Data on collective action against 'aggressive men', by a coalition of men in indigenous societies

Christopher Boehm:

"The ultimate egalitarian political rebuke is to terminate a person's leadership role. The final solution is assassination; in bands or tribes that do not feud, an entire community can do this readily in the absence of "bodyguards" or a loyal "police force." Woodburn (1982:436) points to individual lethal retaliation as a powerful leveling mechanism among the Hadza and one that carries little risk since it can be accomplished by stealth. In certain parts of Arnhem Land, Australian Aborigines traditionally eliminated aggressive men who tried to dominate them (Berndt and Berndt 1964:289), and Spencer and Gillen (1976:263) recount that the Iliaura got rid of a man who was "very quarrelsome and strong in magic" by handing him over to an Arunta vengeance party. In South America after contact, a Yaruro "chief" was killed for making his own deals with outsiders (Leeds 1962: 599). A !Kung community may execute "extremely aggressive men" (Lee 1982:47). The !Kung also execute incorrigible offenders (Draper 1978:40), much as the Eskimo collectively kill recidivist murderers and others (see Hoebel 1964:88-92). In New Guinea, according to Knauft (1987:475-76), Gebusi assassination of "sorcerers" (people viewed as being unusually aggressive) parallels this !Kung behavior; however, because Knauft believes that the Gebusi are not singling out unusually aggressive people on a conscious basis, their executions would have to be counted under "witchcraft." For this reason, the Gebusi case and others like it have been set aside.~~' Of course, in classical feuding societies killing an extremely aggressive person becomes problematic with clan retaliation, but a man's own clan can put him to death with no further killing."

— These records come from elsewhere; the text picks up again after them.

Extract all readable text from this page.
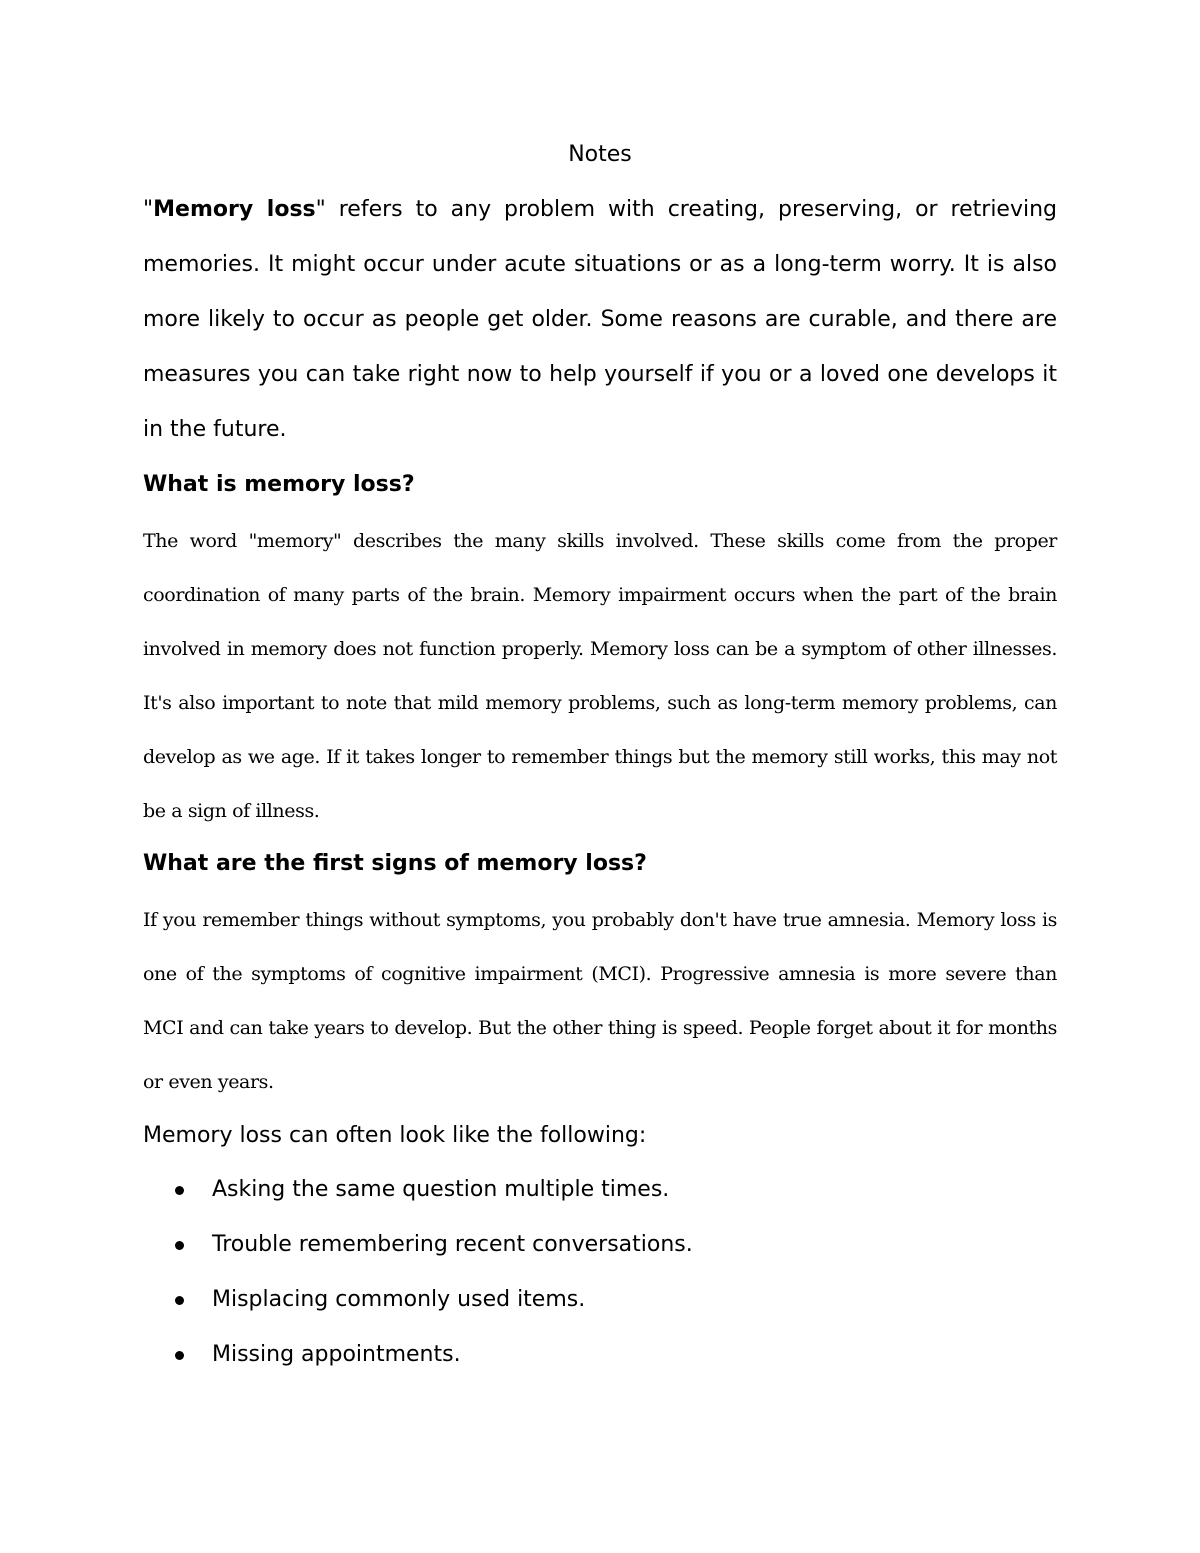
Notes

"Memory loss" refers to any problem with creating, preserving, or retrieving memories. It might occur under acute situations or as a long-term worry. It is also more likely to occur as people get older. Some reasons are curable, and there are measures you can take right now to help yourself if you or a loved one develops it in the future.

What is memory loss?

The word "memory" describes the many skills involved. These skills come from the proper coordination of many parts of the brain. Memory impairment occurs when the part of the brain involved in memory does not function properly. Memory loss can be a symptom of other illnesses. It's also important to note that mild memory problems, such as long-term memory problems, can develop as we age. If it takes longer to remember things but the memory still works, this may not be a sign of illness.

What are the first signs of memory loss?

If you remember things without symptoms, you probably don't have true amnesia. Memory loss is one of the symptoms of cognitive impairment (MCI). Progressive amnesia is more severe than MCI and can take years to develop. But the other thing is speed. People forget about it for months or even years.

Memory loss can often look like the following:

Asking the same question multiple times.
Trouble remembering recent conversations.
Misplacing commonly used items.
Missing appointments.
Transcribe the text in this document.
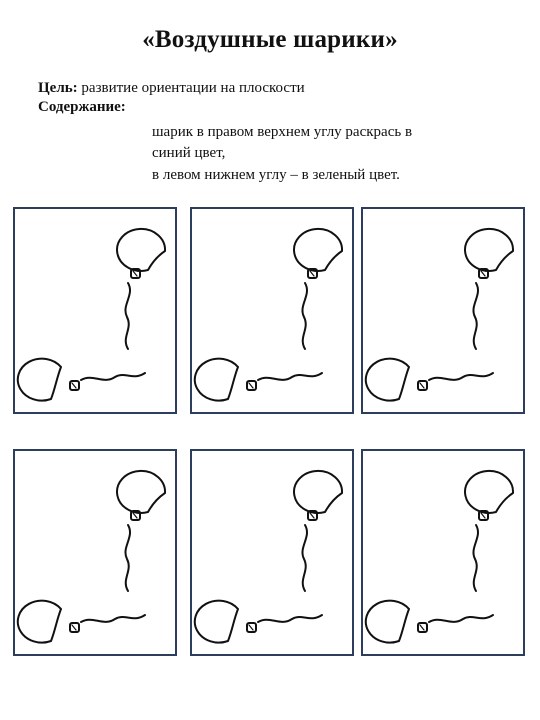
«Воздушные шарики»
Цель: развитие ориентации на плоскости
Содержание:
шарик в правом верхнем углу раскрась в
синий цвет,
в левом нижнем углу – в зеленый цвет.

Reverse Dominance Hierarchy and State Formation

Christopher Boehm:

"Reverse Dominance Hierarchy and State Formation I have made the case that egalitarian behavior arises from dislike of being dominated. At the individual level, this might be called "love of autonomy," but I have chosen to approach it in terms of group values (or ethos) and political coalition formation. Individual dislike of being dominated, reflected in the ethos and reinformed by it, is transformed by small communities into what amounts to social policy. I think it is accurate to call the result a "reverse dominance hierarchy" (Boehm 1984, 1991) because, rather than being dominated, the rank and file itself manages to dominate. So-called acephalous societies and even incipient chiefdoms have reverse dominance hierarchies. By contrast, authoritative chiefdoms, kingdoms, and primitive states are not committed to such egalitarian ideals (even though they recognize and deal with power abuse), and therefore they have dominance hierarchies that are "orthodox" in that they follow a pattern shared with our closest phylogenetic "cousins," the African great apes. Compared with both African great apes and other humans at the strong chiefdom level or higher, human groups committed to egalitarian behavior have gone in an opposite direction. They have done so because followers discovered that by forming a single political coalition they could decisively control the domination proclivities of highly assertive individuals, even their chosen leaders. This political direction was somehow reversed after the invention of agriculture, and an "orthodox" version of social dominance hierarchy reappeared. This argument is highly relevant to theories of state formation. To understand the earlier phases of political centralization, I believe it will be necessary to examine what is happening with simple foragers (Knauft 1991), complex hunter-gatherers (e.g., Price and Brown 1985; see also Paynter 1989), various types of "tribesmen" (Sahlins 1968), and both incipient and authoritative "chiefdoms" as the next stage beyond "egalitarian society" (Service 1975), keeping in mind the potentially explosive political tension that would appear to be inherent in any reverse dominance hierarchy."